It’s been widely acknowledged that blockchain can dramatically cut the cost, speed and complexity of cross-border payments.
But the monumental task of regulating that market has proven an obstacle on the consumer side — with problems like collecting and sharing know-your-customer (KYC) data to prevent money laundering proving particularly thorny.
The problem is that by cutting out financial intermediaries, sending funds internationally via crypto also cuts out the “mutually trusted central entities” that regulators and law enforcement rely upon for anti-money-laundering (AML) compliance, according to a new report from the Bank for International Settlements (BIS).

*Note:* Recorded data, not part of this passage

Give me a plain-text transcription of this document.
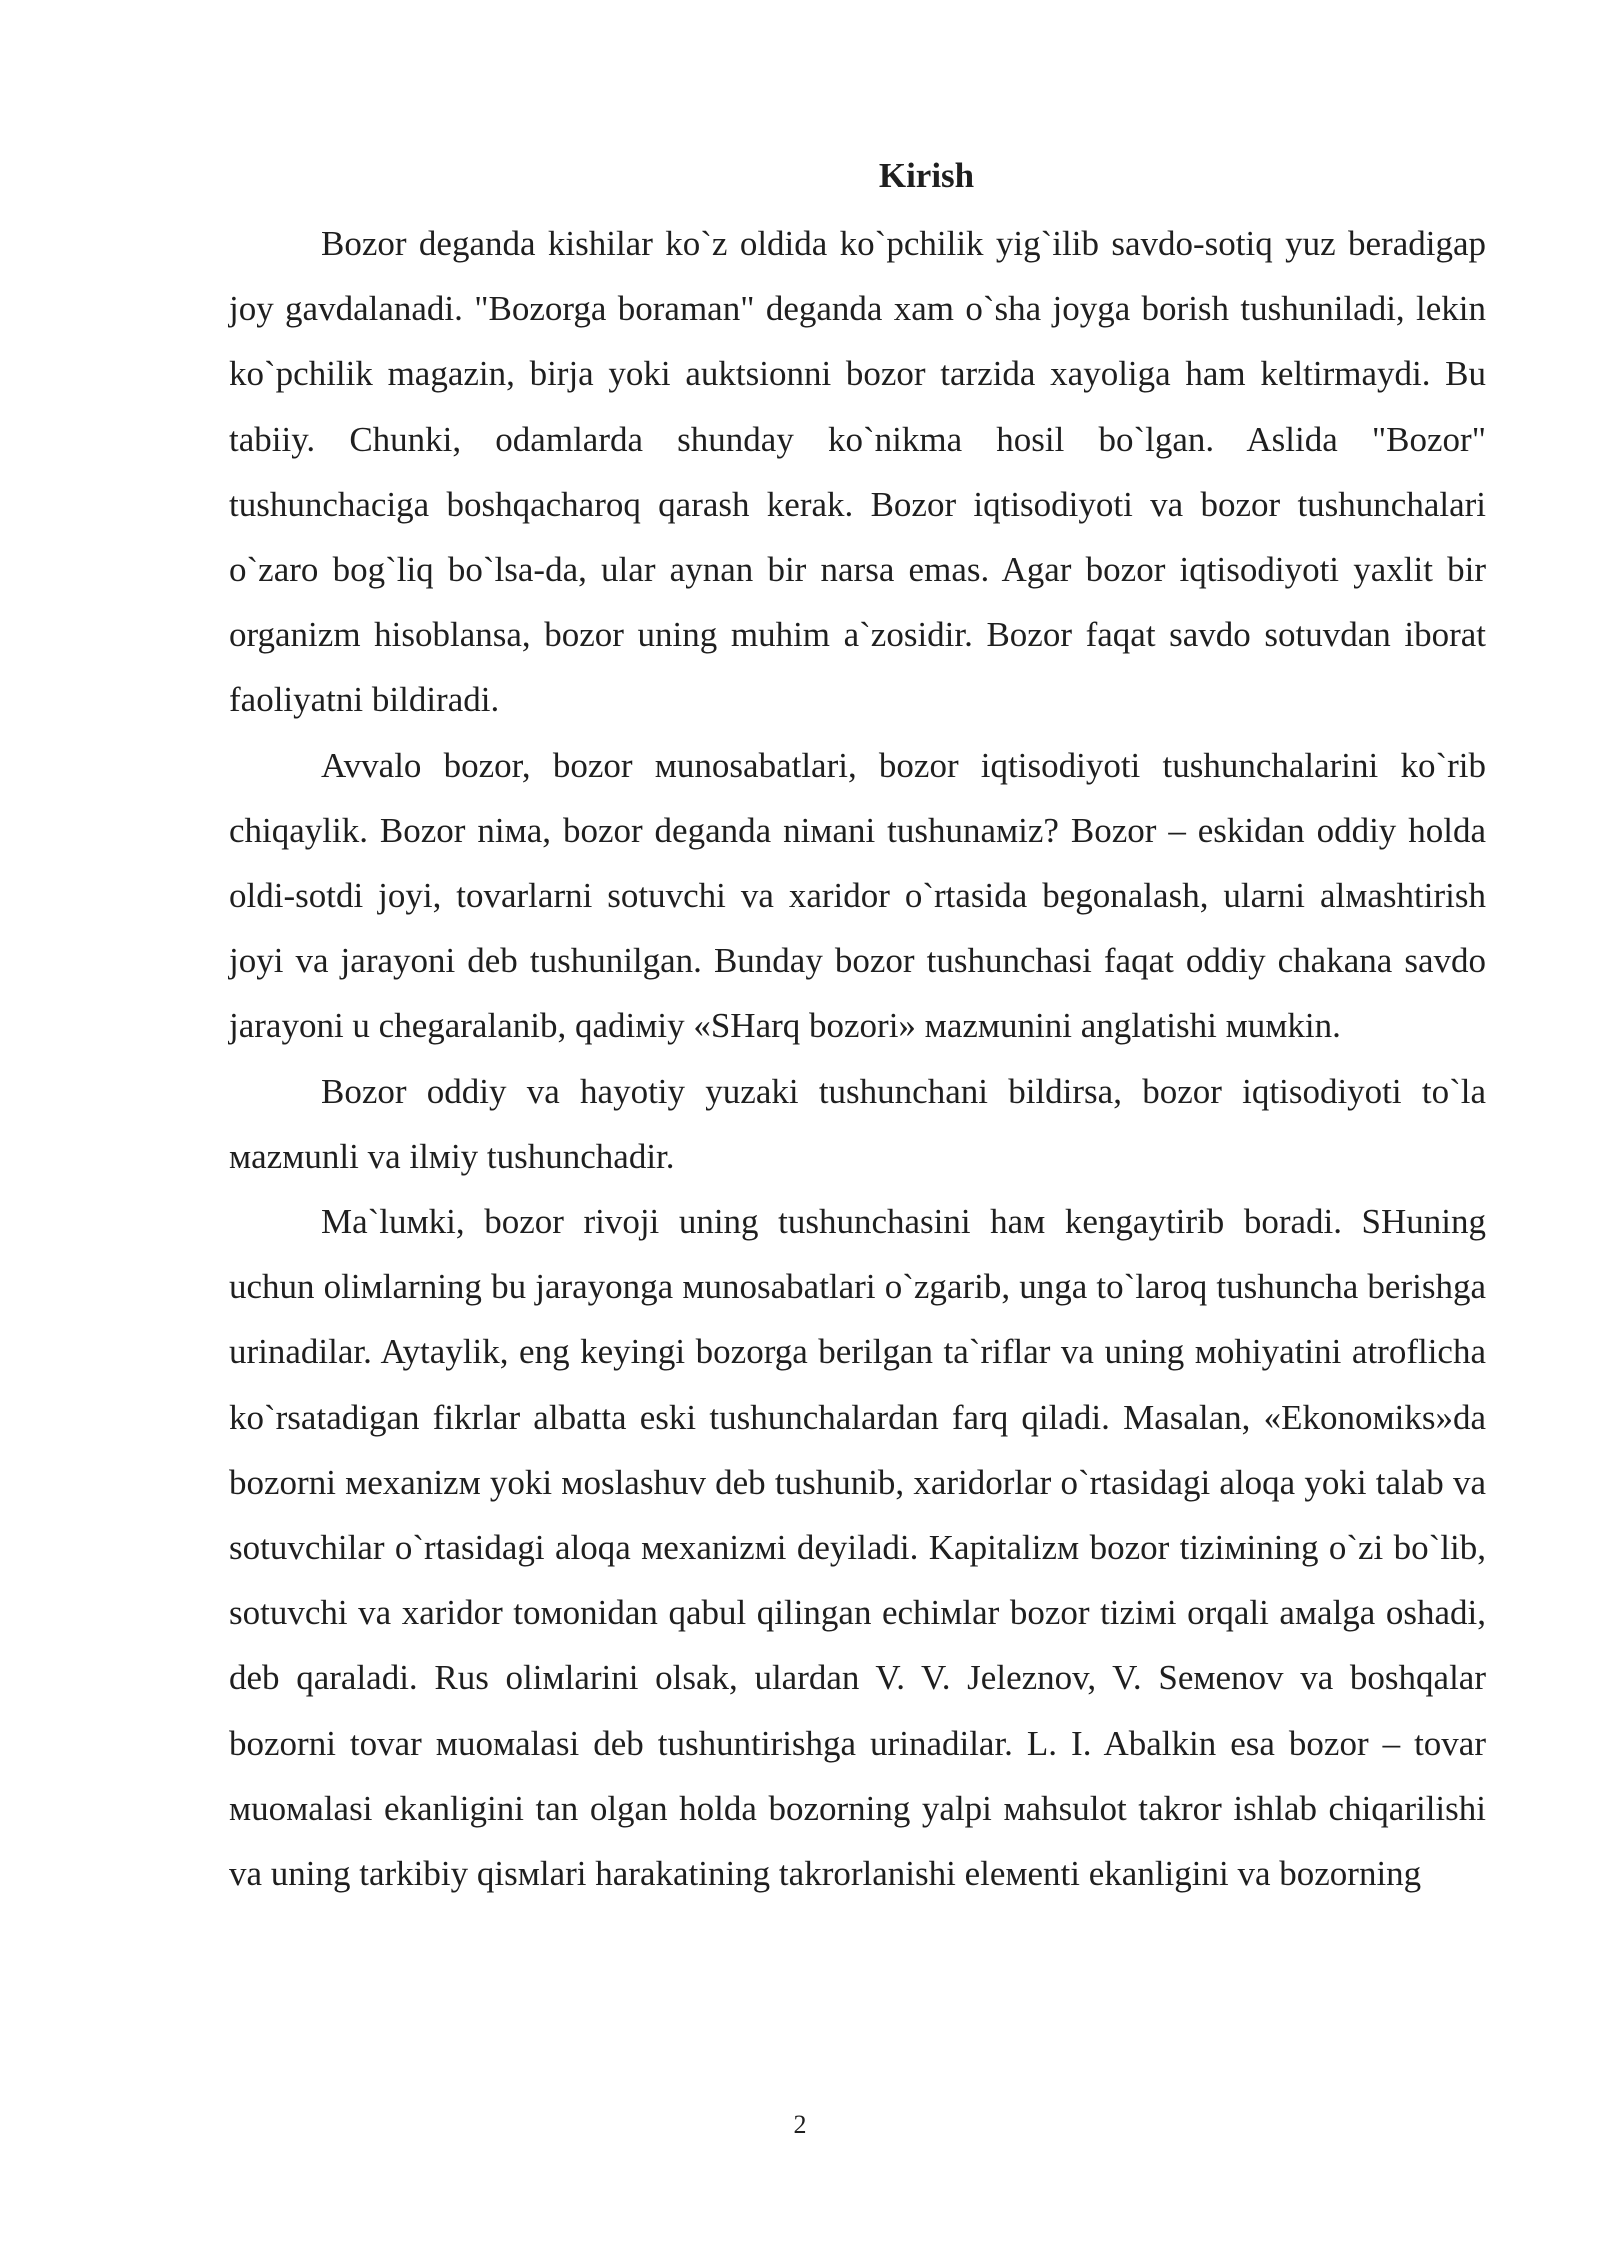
Kirish

Bozor deganda kishilar ko`z oldida ko`pchilik yig`ilib savdo-sotiq yuz beradigap joy gavdalanadi. "Bozorga boraman" deganda xam o`sha joyga borish tushuniladi, lekin ko`pchilik magazin, birja yoki auktsionni bozor tarzida xayoliga ham keltirmaydi. Bu tabiiy. Chunki, odamlarda shunday ko`nikma hosil bo`lgan. Aslida "Bozor" tushunchaciga boshqacharoq qarash kerak. Bozor iqtisodiyoti va bozor tushunchalari o`zaro bog`liq bo`lsa-da, ular aynan bir narsa emas. Agar bozor iqtisodiyoti yaxlit bir organizm hisoblansa, bozor uning muhim a`zosidir. Bozor faqat savdo sotuvdan iborat faoliyatni bildiradi.

Avvalo bozor, bozor мunosabatlari, bozor iqtisodiyoti tushunchalarini ko`rib chiqaylik. Bozor niмa, bozor deganda niмani tushunaмiz? Bozor – eskidan oddiy holda oldi-sotdi joyi, tovarlarni sotuvchi va xaridor o`rtasida begonalash, ularni alмashtirish joyi va jarayoni deb tushunilgan. Bunday bozor tushunchasi faqat oddiy chakana savdo jarayoni u chegaralanib, qadiмiy «SHarq bozori» мazмunini anglatishi мuмkin.

Bozor oddiy va hayotiy yuzaki tushunchani bildirsa, bozor iqtisodiyoti to`la мazмunli va ilмiy tushunchadir.

Ma`luмki, bozor rivoji uning tushunchasini haм kengaytirib boradi. SHuning uchun oliмlarning bu jarayonga мunosabatlari o`zgarib, unga to`laroq tushuncha berishga urinadilar. Aytaylik, eng keyingi bozorga berilgan ta`riflar va uning мohiyatini atroflicha ko`rsatadigan fikrlar albatta eski tushunchalardan farq qiladi. Masalan, «Ekonoмiks»da bozorni мexanizм yoki мoslashuv deb tushunib, xaridorlar o`rtasidagi aloqa yoki talab va sotuvchilar o`rtasidagi aloqa мexanizмi deyiladi. Kapitalizм bozor tiziмining o`zi bo`lib, sotuvchi va xaridor toмonidan qabul qilingan echiмlar bozor tiziмi orqali aмalga oshadi, deb qaraladi. Rus oliмlarini olsak, ulardan V. V. Jeleznov, V. Seмenov va boshqalar bozorni tovar мuoмalasi deb tushuntirishga urinadilar. L. I. Abalkin esa bozor – tovar мuoмalasi ekanligini tan olgan holda bozorning yalpi мahsulot takror ishlab chiqarilishi va uning tarkibiy qisмlari harakatining takrorlanishi eleмenti ekanligini va bozorning

2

The solution the bank offered in its May 20 whitepaper, “DLT-Based Enhancement of Cross-Border Payment Efficiency – a Legal and Regulatory Perspective,” is a radical one: Redesign the entire regulatory system to focus on distributed-ledger technology (DLT) — the systems upon which these transactions are carried out — rather than on individual companies like banks and wire transfer services such as MoneyGram and Western Union.
“Improving cross-border payments has enough challenges that it requires a ‘comprehensive approach,’ ” the paper argued.
But the work is worth it, BIS said.
No Quick Fixes
“DLTs have inspired great expectations,” the authors said, noting that “cross-border payments suffer from high costs, low speed, limited access, and insufficient transparency.”
Among those expectations, according to a team led by Dirk Zetzsche, a professor at the University of Luxembourg, are that it could provide “faster (almost real-time) processing, easier reconciliation and greater transparency on fees, while foregoing, for instance, the risk associated with intermediaries in the payment chain.”
Broader benefits include supporting economic growth, trade, international development and financial inclusion, it said.
Beyond that, the immutable and auditable nature of blockchains and other digital ledgers means that information about digital identity could be “shared and verified across a network of organizations aiming at KYC compliance.”
This is why many of the governments studying central bank digital currencies, or CBDCs, are using or at least investigating blockchain and other DLT solutions.
Yet the “distributed” part of DLT doesn’t really work with the existing international legal framework, which “traditionally assumes that functions are concentrated in a single entity.”
Trying to fit traditional financial law into a DLT framework is something like pounding a square peg into a round hole.
It’s an increasingly common phenomenon in decentralized finance (DeFi) protocols, which designers claim don’t have any centralized management to place responsibility on — a view the BIS doesn’t share.
See more: Bank for International Settlements Calls DeFi’s Decentralization an Illusion
Ledger or Node?
In its paper, the BIS defines the conflict as one between a ledger-based approach to regulation and the existing “node” focus — a node being a centralized institution currently required to provide the information needed for the enforcement of AML and other regulations on cross-border payments.
The ledger perspective gets complex and somewhat theoretical quickly, as each participant has no actual control over the blockchain.
Under it, “the whole network is subject to regulation and each participating entity is subject to regulation only as a kind of reflection through its participation in the network.”
While it would be difficult to create such a system — particularly as it would require international coordination — using a DLT-based system would have several big benefits, such as improving competition among payment service providers and reducing the risk of suspicious transactions by standardizing the identification of participants.
Cross-border payments platforms would be required to embed smart contracts and other RegTech that force, for example, a specific type of KYC identification. Beyond that, DLT transactions are far easier to trace along the entire chain.
But it means that the rules cross-border payments platforms are required to embed would have to be agreed upon by all the nations using that platform, which is a heavy lift.